Rep. George Miller (D-CA) and 93 co-sponsors introduced the Lilly Ledbetter Fair Pay Act last month to restore anti-discrimination protection for workers after the Supreme Court’s May decision in Ledbetter v. Goodyear Tire and Rubber Co. undermined the intent of Title VII of the 1964 Civil Rights Act.
The Court ruled that Lilly Ledbetter, a 19-year career employee of Goodyear who was systematically discriminated against, was ineligible for compensation because she had not filed suit within 180 days of the actual decision to discriminate against her. This was a distortion of the intent of Congress when it passed the Civil Rights Act of 1964 and a contradiction of 33 years of precedent and practice.
In his continued ideological assault on workers’ and civil rights, President Bush has threatened to veto the bipartisan Lilly Ledbetter Fair Pay Act if passed into law. The president’s statement of explanation of his threat brazenly misrepresents the bill.

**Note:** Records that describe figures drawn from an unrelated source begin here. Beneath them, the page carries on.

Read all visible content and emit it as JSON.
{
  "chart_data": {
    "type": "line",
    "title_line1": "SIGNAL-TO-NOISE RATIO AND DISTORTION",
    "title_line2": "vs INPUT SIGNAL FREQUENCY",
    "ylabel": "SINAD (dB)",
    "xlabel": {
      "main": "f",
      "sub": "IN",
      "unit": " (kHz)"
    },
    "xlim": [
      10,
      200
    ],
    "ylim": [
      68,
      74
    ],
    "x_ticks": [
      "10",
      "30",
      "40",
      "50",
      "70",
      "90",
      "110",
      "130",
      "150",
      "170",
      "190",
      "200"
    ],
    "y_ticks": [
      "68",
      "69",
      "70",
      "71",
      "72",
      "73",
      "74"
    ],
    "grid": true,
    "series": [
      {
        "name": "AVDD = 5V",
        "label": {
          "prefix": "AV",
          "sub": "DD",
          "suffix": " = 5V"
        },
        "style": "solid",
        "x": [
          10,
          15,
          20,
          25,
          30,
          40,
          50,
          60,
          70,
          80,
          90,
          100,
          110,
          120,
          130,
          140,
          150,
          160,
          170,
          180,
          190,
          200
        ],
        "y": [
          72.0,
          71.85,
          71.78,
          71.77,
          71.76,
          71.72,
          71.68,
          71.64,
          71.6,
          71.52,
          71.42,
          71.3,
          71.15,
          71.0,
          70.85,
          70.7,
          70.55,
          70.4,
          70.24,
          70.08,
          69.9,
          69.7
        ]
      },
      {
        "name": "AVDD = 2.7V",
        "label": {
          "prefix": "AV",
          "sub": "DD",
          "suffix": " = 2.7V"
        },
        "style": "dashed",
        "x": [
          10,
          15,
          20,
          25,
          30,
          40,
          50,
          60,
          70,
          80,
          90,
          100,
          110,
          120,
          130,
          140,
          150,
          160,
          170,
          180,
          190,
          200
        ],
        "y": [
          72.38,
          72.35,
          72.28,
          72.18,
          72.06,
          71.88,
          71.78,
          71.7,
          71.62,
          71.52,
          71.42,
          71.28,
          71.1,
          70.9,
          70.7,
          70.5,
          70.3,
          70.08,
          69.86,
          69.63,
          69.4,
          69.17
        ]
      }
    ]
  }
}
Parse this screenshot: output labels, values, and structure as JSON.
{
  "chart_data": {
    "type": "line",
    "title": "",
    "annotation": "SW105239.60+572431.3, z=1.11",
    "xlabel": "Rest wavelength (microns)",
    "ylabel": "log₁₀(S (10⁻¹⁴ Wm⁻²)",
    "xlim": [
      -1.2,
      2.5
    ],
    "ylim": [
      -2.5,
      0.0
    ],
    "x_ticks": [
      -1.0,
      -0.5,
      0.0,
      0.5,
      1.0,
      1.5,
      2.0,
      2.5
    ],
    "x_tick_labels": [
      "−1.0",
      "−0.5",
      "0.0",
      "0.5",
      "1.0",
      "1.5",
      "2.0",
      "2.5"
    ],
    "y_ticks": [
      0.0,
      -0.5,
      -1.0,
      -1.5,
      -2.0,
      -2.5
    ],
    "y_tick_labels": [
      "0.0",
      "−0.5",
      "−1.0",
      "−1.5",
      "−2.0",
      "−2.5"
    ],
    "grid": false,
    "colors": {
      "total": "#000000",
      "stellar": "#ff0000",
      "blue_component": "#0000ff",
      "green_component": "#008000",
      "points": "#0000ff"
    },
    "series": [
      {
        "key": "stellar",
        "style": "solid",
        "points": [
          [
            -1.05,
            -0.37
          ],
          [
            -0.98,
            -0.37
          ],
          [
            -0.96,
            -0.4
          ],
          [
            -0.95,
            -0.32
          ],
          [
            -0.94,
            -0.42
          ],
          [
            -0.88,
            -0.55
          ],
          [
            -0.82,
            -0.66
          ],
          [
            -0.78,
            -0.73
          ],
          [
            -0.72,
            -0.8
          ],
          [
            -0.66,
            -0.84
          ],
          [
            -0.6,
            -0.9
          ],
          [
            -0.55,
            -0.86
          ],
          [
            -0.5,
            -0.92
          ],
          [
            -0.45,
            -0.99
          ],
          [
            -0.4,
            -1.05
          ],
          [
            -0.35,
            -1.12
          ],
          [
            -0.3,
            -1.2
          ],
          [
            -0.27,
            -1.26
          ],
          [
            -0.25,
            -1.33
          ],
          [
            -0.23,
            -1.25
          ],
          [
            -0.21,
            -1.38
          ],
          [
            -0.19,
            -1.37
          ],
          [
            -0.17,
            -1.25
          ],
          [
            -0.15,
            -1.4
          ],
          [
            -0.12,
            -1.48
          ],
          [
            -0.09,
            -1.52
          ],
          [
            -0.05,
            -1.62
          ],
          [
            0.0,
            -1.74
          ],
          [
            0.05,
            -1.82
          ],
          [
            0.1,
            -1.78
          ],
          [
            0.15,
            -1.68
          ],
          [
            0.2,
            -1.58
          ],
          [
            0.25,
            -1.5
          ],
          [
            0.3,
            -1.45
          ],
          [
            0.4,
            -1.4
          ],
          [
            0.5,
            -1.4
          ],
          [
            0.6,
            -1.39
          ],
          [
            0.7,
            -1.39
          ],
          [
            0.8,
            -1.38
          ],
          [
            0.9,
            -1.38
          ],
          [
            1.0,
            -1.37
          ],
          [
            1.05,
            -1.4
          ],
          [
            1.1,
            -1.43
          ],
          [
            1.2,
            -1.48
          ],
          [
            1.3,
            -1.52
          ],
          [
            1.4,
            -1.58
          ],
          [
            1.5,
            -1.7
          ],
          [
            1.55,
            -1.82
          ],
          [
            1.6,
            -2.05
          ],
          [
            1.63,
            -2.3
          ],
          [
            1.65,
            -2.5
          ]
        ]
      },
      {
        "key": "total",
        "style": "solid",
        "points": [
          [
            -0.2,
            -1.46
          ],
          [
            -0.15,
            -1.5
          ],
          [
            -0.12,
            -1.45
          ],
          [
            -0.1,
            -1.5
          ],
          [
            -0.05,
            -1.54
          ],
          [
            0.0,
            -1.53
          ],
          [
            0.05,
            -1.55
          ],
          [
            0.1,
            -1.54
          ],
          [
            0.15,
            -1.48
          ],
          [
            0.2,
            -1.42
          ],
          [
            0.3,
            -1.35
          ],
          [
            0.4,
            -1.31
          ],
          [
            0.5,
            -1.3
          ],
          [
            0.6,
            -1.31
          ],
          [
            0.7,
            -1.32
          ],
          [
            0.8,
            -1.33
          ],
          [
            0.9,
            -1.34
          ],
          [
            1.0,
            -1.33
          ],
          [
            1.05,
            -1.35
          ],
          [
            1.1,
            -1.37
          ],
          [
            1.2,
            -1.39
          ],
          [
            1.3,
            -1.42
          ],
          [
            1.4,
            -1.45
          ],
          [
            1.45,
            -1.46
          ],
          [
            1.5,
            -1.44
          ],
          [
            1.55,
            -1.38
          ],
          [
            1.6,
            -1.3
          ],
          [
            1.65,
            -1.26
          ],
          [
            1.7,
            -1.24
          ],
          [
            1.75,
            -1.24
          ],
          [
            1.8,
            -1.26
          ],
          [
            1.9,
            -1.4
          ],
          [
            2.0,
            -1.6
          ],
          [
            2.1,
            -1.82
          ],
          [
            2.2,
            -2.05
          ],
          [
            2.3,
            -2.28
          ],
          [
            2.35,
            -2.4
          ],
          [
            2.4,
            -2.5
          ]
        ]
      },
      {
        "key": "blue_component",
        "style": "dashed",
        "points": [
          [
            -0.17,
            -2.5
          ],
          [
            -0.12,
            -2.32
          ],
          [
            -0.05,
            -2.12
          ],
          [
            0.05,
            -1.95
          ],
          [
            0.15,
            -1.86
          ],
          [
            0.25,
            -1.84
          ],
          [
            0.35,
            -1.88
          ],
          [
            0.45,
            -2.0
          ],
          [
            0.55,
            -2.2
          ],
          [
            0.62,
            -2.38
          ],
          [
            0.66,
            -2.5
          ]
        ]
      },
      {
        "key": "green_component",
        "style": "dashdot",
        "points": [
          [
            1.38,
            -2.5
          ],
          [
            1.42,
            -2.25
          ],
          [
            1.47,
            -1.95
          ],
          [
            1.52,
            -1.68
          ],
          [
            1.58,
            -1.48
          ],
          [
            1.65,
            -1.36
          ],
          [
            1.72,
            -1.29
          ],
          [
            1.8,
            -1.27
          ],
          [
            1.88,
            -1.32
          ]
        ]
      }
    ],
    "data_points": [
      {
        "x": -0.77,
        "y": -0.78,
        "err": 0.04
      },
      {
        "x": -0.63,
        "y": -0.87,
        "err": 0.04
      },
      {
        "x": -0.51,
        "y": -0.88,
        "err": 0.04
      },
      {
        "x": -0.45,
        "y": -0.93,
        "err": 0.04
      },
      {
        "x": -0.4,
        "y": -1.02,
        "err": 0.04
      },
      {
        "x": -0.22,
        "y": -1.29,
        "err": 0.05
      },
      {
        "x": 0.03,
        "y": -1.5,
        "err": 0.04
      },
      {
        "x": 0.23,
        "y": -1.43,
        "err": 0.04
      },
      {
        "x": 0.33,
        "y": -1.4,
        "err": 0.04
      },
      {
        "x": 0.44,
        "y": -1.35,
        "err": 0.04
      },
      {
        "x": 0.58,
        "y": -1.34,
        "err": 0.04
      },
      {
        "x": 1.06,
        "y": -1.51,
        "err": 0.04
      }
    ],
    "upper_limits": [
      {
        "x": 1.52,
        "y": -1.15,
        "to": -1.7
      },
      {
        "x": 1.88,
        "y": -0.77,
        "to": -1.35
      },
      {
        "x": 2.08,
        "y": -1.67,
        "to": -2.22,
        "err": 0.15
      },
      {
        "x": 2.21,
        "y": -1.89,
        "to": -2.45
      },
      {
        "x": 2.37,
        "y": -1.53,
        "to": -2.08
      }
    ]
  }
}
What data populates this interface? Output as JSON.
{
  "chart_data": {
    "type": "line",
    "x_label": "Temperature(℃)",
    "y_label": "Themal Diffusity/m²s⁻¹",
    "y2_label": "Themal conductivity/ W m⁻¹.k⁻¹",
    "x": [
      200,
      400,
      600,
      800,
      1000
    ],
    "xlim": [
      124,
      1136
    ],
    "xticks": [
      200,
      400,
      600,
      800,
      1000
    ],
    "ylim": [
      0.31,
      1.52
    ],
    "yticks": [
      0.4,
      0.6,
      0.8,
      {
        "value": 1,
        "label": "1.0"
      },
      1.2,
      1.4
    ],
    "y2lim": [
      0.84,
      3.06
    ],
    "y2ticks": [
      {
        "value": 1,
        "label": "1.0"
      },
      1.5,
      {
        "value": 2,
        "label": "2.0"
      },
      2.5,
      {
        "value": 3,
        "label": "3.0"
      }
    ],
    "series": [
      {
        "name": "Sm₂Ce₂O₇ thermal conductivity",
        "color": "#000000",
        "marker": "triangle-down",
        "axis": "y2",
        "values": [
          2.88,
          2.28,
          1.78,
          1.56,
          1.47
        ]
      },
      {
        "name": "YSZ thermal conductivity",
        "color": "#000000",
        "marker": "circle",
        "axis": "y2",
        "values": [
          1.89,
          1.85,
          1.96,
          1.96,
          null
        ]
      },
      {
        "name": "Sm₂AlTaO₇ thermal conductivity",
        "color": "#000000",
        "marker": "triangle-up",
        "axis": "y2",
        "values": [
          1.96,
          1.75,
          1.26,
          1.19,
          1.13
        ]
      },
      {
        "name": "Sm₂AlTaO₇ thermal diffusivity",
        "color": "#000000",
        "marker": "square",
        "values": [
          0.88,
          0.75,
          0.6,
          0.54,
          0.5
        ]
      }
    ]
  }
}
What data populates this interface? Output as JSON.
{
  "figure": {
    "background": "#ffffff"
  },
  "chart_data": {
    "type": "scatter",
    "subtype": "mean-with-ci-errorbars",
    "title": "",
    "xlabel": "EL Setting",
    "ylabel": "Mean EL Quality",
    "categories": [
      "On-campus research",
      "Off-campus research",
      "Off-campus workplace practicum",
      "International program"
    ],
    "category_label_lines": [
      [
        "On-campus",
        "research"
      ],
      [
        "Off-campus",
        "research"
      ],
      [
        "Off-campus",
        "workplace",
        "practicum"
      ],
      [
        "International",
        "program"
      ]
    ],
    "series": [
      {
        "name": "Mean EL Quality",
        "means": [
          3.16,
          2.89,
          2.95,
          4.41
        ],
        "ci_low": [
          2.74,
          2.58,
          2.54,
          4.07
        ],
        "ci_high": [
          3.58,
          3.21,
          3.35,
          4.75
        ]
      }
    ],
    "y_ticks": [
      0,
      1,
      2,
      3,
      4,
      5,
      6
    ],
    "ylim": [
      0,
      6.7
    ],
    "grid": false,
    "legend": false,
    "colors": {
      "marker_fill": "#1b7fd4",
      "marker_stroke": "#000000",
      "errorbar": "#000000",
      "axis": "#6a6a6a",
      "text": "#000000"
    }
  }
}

President Bush said in his statement:
…H.R. 2831 purports to undo the Supreme Court’s decision of May 29, 2007, in Ledbetter v. Goodyear Tire & Rubber Co. by permitting pay discrimination claims to be brought within 180 days not of a discriminatory pay decision, which is the rule under current law, but rather within 180 days of receiving any paycheck affected by such a decision, no matter how far in the past the underlying act of discrimination allegedly occurred. As a result, this legislation effectively eliminates any time requirement for filing a claim involving compensation discrimination. Allegations from thirty years ago or more could be resurrected and filed in federal courts.
President Bush’s representation of the bill is wholly misleading. The Lilly Ledbetter Fair Pay Act is intended to close an apparent loophole that, until this recent Supreme Court decision, had never been used in the 33-year history of Title VII of the Civil Rights Act of 1964. The new bill would simply and explicitly state that an employee alleging discrimination may file a grievance within 180 days of the issuance of a paycheck that is impacted in part or in full by a previous decision to discriminate.
A veto of the Lilly Ledbetter Fair Pay Act would signal support for a broken labor market that is more and more unfriendly to working families, minorities, and particularly women. Wielding the veto pen on this law would be a written endorsement of employment practices that have perpetuated a wage gap whereby a woman earns just 77 cents for every dollar a man earns.